As game-to-screen adaptations continue to expand (think The Last of Us, Arcane, Fallout, and the recently announced Elden Ring movie), the intersection of gaming IP and copyright enforcement will only grow more complex. Content creators who run monetised platforms covering these properties should pay close attention to how this legal landscape evolves.
Things Worth Knowing
Does posting any spoiler online count as a crime?
No. Casual discussion, brief reviews, critical commentary, and general plot references are not targeted by this ruling. The conviction was specifically about exhaustive, monetised content that functioned as a substitute for the original work.
Is the defendant actually going to prison?
Not immediately. The 18-month sentence was suspended for four years. If Takeuchi stays out of legal trouble during that period, he will not serve time. However, a criminal conviction remains on his record.
Does this ruling apply outside Japan?
Legally, it applies only within Japanese jurisdiction. However, CODA operates internationally, and studios like Toho and Kadokawa hold global distribution rights. The precedent could influence how other countries approach similar cases, particularly in jurisdictions without strong fair use protections.

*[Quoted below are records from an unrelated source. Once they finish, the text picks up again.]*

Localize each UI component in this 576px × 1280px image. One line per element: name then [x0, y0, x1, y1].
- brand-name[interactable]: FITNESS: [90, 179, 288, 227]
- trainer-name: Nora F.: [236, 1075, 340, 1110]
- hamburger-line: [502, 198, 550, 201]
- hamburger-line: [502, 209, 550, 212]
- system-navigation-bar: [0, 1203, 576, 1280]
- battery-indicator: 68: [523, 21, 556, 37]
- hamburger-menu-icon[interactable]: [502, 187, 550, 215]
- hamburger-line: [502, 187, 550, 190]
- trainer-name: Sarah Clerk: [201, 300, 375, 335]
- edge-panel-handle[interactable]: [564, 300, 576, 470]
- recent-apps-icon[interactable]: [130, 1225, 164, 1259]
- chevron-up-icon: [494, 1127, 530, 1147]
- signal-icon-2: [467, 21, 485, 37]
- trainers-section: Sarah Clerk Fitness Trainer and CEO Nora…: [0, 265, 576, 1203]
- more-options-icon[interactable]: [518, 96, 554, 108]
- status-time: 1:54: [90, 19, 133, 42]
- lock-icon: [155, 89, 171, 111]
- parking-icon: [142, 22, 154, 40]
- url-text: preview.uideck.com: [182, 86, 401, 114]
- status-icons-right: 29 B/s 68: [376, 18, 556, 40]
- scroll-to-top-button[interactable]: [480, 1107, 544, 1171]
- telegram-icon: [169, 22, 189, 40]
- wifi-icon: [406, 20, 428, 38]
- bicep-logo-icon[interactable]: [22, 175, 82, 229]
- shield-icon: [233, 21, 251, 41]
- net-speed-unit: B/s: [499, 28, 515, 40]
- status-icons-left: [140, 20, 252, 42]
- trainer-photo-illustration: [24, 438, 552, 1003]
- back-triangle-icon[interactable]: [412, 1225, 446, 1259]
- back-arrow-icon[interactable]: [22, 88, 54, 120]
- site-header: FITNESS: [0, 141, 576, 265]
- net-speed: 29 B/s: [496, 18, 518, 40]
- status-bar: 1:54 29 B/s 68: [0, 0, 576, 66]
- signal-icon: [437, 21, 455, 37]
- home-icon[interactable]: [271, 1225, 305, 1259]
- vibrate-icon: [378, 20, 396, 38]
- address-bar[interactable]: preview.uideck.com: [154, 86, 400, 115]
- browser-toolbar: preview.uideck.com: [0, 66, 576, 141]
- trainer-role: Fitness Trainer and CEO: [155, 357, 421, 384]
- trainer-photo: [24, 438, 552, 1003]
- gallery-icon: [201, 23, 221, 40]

Could this happen in Europe or the US?
In the US, the fair use doctrine provides broader protection for transformative use of copyrighted material. In Europe, copyright law varies by member state, but EU Directive 2019/790 has strengthened rights holders’ positions regarding online content. While identical criminal prosecution is unlikely in these regions, civil liability for commercially exploiting detailed plot reproductions is a growing concern everywhere.
What about fan wikis and community sites?
Fan wikis typically operate as community-driven, non-commercial resources and often include original commentary, analysis, and critical context. The Takeuchi case was distinguished by its commercial scale (nearly $240,000 in annual ad revenue) and the absence of any critical or transformative contribution. However, fan communities should remain aware that the legal line between “summary” and “reproduction” is narrower than many assume, especially outside the US legal system.